In the UK around 2009 the government, the House of Lords published a report on genomics in the Health Service and advised the government to start exploring whether this technology could be used to improve healthcare. In a couple of years there was a report from inside the government and this led to the ‘100,000 Genomes Project’ which was launched in 2012. An organization called Genomics England was created in 2013 to deliver that.
From those individual analyses you can generate a report which can go back into the clinical system and guide doctors in terms of what drugs might be most appropriate. Or, in the case of a rare disease, really in many cases those patients have been investigated in the health system for many many years without a clear idea of exactly what’s wrong with them.

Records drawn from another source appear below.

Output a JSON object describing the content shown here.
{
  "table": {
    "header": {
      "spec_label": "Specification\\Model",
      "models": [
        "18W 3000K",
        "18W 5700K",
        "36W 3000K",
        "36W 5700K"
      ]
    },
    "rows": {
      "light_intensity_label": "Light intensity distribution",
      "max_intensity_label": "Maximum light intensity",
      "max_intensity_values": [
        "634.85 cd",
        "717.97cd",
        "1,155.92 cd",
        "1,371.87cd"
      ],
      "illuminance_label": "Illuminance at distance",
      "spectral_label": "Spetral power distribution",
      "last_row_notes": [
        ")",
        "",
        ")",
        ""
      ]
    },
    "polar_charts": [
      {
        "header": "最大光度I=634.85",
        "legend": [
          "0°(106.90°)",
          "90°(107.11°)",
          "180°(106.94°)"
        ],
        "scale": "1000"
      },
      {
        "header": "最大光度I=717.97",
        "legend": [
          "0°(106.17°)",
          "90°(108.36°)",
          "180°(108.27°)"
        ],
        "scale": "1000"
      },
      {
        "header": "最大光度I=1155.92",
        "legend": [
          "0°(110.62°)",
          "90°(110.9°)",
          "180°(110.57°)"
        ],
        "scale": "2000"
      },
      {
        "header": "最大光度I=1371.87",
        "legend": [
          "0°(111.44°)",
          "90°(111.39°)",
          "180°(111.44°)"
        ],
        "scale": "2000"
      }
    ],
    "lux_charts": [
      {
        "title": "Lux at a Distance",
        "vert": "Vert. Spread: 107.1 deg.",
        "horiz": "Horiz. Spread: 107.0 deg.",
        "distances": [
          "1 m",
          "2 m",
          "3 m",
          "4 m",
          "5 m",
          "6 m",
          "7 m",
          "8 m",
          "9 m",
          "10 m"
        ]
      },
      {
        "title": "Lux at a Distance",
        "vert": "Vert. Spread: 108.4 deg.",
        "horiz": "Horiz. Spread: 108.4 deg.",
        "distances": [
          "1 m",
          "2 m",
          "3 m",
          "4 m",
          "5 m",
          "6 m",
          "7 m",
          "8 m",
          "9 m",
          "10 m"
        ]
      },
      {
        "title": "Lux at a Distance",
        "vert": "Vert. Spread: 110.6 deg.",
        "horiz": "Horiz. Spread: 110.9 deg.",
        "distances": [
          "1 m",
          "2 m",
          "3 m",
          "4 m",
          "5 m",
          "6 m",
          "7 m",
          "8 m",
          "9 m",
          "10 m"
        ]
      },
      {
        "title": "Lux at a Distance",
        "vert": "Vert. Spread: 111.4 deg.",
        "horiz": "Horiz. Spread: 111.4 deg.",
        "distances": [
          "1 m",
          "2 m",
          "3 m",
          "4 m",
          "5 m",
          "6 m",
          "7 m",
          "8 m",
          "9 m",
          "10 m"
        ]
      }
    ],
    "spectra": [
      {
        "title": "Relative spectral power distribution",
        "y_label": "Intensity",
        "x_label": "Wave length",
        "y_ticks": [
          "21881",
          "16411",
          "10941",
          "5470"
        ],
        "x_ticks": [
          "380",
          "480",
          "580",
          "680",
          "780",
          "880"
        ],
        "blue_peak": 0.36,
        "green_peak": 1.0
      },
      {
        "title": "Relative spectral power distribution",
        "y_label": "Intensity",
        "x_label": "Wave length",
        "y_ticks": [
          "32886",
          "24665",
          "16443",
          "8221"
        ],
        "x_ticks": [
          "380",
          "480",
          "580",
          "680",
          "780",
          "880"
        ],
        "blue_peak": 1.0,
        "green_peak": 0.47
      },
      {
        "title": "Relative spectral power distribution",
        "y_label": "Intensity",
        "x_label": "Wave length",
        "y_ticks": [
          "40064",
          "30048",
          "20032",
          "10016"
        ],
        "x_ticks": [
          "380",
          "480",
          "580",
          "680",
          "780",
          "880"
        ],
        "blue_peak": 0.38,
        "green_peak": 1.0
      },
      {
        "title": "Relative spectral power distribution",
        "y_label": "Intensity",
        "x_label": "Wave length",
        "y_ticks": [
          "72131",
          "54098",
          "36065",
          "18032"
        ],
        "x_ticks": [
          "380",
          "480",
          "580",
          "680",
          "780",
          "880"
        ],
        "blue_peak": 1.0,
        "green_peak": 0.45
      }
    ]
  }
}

If you do sequence a whole genome you may get a very precise diagnostic of exactly what’s wrong, exactly which gene has been affected, and in some cases that may suggest a treatment which you as a doctor hadn’t considered at all.
For example, there is a girl who had seizures at age four and it wasn’t understood what was wrong. Then it turned out to be a gene that’s involved in glucose being transported into the brain: that means it’s not a brain defect, it’s an energy problem and she could be switched to a different diet where glucose is not what’s being transported. She hasn’t been cured but her condition has improved as a result of having better energy to the brain. So those are kind of unexpected results you get from when you didn’t have a diagnostics as a doctor and you end up with a precise molecular diagnosis about what’s wrong.
This project now is five years old, and it’s met its target of sequencing a hundred thousand genomes. Because of the statistics we’ve gathered around how this has helped in general, it’s been decided that the health service will start sequencing genomes forever in the health system as part of normal care, because before it was a special project to just essentially test if this will be a useful way of proceeding. So now we’re going to have what’s called the ‘genome medicine service’ across the UK. Here it goes in Hospital in Kings, they’re actually be the leading laboratory, one of the seven genome laboratory hubs, and this means in future people with rare disease and cancer will have the option of a whole genome deciphered clinically if that’s the most appropriate way of looking at to treat them.
Of course, the big advantage of a human genome is the genome doesn’t change during your lifetime, so you only have to sequence it once, and then you can go back and look at it for different conditions. So at the moment, we’re only sequencing people who are ill, but if you’ve got that genome, because you were ill once, if you come back with a different condition, we might look at that genome again for the other condition, we don’t have to sequence it again. That will probably become the general approach for using genome data.
There are other things we can do as well: for example, pharmacogenomics, about which is the best drug for you if you have a particular illness. At the moment there’s not much testing done: normally the doctor will give you the first drug and if it doesn’t work, they’ll give you another drug, and they’ll keep trying. But by looking at your genome you may be able to work out which is the best drug and which is the right dose for you immediately.
So we can probably improve healthcare by using genomics in a more systematic way. The next phase of this project in the genome medicine service is to sequence 500,000 human patients in the NHS over the next five years and with a possibility of sequencing 5 million over the next 5 years.
I’m part of Genomics England part-time from Kings, and I’ve been involved in setting up the project throughout the whole five years. There’s a side where the genomes are used directly to feed back to a patient, but one of the particular points about this is to try and also hold that data for research purposes. We’re not distributing the data because of privacy of the individual: we must keep patients confident that their data is being protected. But we can set things up so that researchers can come and work inside a secure computer environment and do analysis and help improve the treatments of the individuals as well because we don’t understand every individual. For some of those individuals, researchers looking at their genome will help interpret and find a better explanation of what’s wrong with them. This research side is part of the activity.